Regra dos 3 Pontos (parábola)
- Created by
- Renato Passos, Eng. de Software
- Reviewed by
- Renato Passos, Eng. de Software
Last updated: Apr 18, 2026
Formula
Lagrange
About this calculator
The 3-Point Rule (parabola) calculator determines the quadratic polynomial that passes exactly through three given points on the Cartesian plane. Using Lagrange interpolation, it finds the quadratic function that best fits the points, allowing estimation of intermediate values or trend analysis. It is a useful tool for students and professionals working with numerical analysis, curve modeling, and function approximation.
It works based on the Lagrange interpolation formula for three points.
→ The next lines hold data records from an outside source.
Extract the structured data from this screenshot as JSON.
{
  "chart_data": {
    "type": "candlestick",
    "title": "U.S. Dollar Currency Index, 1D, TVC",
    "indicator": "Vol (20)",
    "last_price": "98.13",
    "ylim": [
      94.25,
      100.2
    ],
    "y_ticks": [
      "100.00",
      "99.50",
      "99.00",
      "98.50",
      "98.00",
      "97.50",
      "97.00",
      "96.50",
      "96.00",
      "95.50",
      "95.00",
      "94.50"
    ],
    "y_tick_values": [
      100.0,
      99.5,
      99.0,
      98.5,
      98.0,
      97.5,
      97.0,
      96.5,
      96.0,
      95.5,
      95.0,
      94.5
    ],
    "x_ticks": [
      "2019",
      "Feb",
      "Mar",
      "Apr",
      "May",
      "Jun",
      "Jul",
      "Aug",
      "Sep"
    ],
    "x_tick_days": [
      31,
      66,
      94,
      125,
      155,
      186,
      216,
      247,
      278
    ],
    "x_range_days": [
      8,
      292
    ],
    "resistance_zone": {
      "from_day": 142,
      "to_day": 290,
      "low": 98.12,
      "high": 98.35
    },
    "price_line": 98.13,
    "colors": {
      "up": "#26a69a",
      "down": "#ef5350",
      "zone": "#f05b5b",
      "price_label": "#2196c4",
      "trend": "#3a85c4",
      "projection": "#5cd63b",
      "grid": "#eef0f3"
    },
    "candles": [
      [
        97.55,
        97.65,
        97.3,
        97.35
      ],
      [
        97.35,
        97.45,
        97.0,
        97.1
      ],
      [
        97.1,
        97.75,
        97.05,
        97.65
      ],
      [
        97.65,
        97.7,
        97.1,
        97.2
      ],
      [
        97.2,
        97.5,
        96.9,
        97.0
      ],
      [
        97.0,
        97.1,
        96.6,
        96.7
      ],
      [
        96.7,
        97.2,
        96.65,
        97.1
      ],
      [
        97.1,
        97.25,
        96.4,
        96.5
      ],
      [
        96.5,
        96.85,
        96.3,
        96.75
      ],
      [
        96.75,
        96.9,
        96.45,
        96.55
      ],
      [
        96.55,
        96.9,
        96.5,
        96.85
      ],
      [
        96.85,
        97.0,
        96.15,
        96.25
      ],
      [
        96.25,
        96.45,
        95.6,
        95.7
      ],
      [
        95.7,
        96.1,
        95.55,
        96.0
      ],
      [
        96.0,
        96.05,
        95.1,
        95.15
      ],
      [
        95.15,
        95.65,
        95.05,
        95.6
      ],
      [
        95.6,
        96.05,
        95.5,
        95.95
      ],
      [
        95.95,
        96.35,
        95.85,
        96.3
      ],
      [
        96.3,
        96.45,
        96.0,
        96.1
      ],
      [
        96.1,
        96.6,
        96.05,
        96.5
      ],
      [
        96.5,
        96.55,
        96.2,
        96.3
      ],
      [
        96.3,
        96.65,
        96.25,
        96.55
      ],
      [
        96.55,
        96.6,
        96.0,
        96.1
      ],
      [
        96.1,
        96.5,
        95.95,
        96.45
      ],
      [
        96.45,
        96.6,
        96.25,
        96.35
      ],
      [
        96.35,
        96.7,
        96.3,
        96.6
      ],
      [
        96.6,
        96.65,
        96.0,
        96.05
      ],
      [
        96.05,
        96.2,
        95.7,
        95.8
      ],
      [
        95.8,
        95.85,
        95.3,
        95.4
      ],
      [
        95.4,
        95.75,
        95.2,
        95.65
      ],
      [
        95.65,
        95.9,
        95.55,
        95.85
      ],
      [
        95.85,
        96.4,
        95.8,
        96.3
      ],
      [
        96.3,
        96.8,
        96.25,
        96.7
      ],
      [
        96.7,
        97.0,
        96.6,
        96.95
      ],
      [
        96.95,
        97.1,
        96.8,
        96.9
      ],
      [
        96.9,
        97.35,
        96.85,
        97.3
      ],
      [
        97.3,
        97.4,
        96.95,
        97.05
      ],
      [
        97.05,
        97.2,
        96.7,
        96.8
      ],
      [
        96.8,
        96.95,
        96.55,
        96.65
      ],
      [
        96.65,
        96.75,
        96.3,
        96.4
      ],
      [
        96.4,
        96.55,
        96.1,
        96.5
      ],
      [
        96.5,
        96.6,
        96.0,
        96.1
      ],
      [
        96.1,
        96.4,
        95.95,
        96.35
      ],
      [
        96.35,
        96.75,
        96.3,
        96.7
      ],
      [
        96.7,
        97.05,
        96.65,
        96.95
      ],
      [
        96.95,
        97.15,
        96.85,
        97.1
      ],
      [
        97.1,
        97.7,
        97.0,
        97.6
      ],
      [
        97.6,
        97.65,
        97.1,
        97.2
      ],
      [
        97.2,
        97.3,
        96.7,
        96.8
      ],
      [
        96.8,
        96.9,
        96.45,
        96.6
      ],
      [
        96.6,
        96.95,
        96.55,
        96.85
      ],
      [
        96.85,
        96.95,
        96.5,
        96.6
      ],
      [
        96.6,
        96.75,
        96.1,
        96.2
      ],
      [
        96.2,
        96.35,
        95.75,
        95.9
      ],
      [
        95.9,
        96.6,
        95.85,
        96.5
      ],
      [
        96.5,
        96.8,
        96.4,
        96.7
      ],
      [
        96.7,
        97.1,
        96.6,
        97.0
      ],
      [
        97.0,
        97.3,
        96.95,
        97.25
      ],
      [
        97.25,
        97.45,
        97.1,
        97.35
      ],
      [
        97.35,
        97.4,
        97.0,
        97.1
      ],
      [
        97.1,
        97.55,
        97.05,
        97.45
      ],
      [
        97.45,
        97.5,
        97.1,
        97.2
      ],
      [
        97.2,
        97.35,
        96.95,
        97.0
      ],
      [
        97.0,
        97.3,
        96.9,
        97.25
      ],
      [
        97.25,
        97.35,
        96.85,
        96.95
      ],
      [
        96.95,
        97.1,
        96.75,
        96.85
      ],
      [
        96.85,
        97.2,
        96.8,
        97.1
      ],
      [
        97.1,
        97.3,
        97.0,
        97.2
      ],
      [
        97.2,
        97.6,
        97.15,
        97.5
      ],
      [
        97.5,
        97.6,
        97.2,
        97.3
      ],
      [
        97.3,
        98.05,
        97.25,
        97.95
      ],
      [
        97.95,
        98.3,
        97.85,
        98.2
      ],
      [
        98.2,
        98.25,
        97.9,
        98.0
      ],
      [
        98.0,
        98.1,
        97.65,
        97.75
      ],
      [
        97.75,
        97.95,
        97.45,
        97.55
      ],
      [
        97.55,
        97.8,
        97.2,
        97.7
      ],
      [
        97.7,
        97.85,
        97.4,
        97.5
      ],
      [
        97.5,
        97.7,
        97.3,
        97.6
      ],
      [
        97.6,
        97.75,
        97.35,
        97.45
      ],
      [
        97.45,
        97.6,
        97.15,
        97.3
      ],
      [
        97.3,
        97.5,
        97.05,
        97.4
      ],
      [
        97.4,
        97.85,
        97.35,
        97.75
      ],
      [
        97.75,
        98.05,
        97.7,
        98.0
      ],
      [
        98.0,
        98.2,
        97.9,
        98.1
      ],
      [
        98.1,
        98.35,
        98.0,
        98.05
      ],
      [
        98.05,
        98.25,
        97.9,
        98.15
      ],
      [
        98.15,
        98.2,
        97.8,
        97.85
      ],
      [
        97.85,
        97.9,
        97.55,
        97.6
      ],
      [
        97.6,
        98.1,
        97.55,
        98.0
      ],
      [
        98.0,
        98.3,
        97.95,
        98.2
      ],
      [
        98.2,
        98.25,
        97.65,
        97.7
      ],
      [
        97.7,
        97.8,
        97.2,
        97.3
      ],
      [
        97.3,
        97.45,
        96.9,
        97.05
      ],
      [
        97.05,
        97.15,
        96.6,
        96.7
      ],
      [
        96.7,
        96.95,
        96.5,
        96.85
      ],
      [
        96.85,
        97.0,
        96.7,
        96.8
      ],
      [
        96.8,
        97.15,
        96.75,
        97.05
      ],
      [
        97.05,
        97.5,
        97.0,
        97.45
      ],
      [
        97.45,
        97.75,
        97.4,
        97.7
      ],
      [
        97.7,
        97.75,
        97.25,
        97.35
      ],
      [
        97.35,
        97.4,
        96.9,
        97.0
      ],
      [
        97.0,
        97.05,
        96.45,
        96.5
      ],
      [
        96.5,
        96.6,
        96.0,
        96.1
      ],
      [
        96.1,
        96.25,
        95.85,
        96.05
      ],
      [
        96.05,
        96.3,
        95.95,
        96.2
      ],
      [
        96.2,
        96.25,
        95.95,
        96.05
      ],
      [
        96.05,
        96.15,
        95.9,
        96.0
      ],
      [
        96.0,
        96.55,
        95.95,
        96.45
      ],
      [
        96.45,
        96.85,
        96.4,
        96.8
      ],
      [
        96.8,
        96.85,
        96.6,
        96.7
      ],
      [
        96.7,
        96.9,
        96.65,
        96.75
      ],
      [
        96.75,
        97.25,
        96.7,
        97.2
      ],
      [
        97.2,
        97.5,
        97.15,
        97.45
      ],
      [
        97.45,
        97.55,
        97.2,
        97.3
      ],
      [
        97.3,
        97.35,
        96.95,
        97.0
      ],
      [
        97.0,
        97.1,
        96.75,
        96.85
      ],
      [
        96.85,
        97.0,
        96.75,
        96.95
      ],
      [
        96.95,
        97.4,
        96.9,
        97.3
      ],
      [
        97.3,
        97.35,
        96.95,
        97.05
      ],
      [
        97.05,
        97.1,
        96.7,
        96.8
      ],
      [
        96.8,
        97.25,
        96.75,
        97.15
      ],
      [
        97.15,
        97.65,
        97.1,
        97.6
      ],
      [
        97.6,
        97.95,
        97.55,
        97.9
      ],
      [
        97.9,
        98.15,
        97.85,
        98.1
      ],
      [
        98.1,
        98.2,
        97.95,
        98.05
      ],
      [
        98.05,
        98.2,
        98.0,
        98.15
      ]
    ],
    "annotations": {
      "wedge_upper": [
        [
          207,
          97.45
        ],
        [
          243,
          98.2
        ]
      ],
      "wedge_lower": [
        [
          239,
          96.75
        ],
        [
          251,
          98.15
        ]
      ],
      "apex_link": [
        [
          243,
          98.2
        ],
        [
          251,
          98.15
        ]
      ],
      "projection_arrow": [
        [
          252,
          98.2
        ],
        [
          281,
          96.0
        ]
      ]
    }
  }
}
The calculator receives coordinates (x1,y1), (x2,y2), and (x3,y3) and builds the polynomial P(x) = y1*L1(x) + y2*L2(x) + y3*L3(x), where each Li(x) is a Lagrange polynomial that equals 1 at its corresponding point and 0 at the others. The result is a parabola that can compute y for any x within or outside the given points' interval, with caution regarding extrapolation.
Use this calculator when you need to find a quadratic function that exactly fits three points, such as in physics (projectile trajectories), economics (quadratic costs), or engineering (calibration curves). It is ideal for interpolating intermediate values between known points, but avoid extrapolating too far beyond the interval, as the parabola may diverge quickly. Remember that Lagrange interpolation can suffer from Runge's phenomenon if points are not well distributed.
Caution: ensure the three points are not collinear (different x values) for a unique solution. If x values are equal, no parabola exists. Also, polynomial interpolation with many points can be unstable; for three points it is safe. Verify that y values do not have large measurement errors, as the curve will pass exactly through them, propagating those errors.
Frequently asked questions
What happens if the three points have the same x value?
If the three points have the same x, it is impossible to determine a parabola, as the function would not be of x (violates the vertical line test). The calculator will return an error.
Can I use this calculator to interpolate values between points?
Yes, interpolation is the main use. The parabola provides an estimate for any x between the smallest and largest x of the given points.
Is the parabola unique for three points?
Yes, given three non-collinear points, there is exactly one parabola (degree 2 polynomial) that passes through them.
What is the difference between Lagrange interpolation and other methods?
Lagrange builds the polynomial directly without solving linear systems, but for many points it can be less numerically stable than methods like Newton's divided differences.
Can I extrapolate using the parabola?
Yes, but extrapolation beyond the interval of the points may be inaccurate, as the parabola can grow rapidly. Use with caution.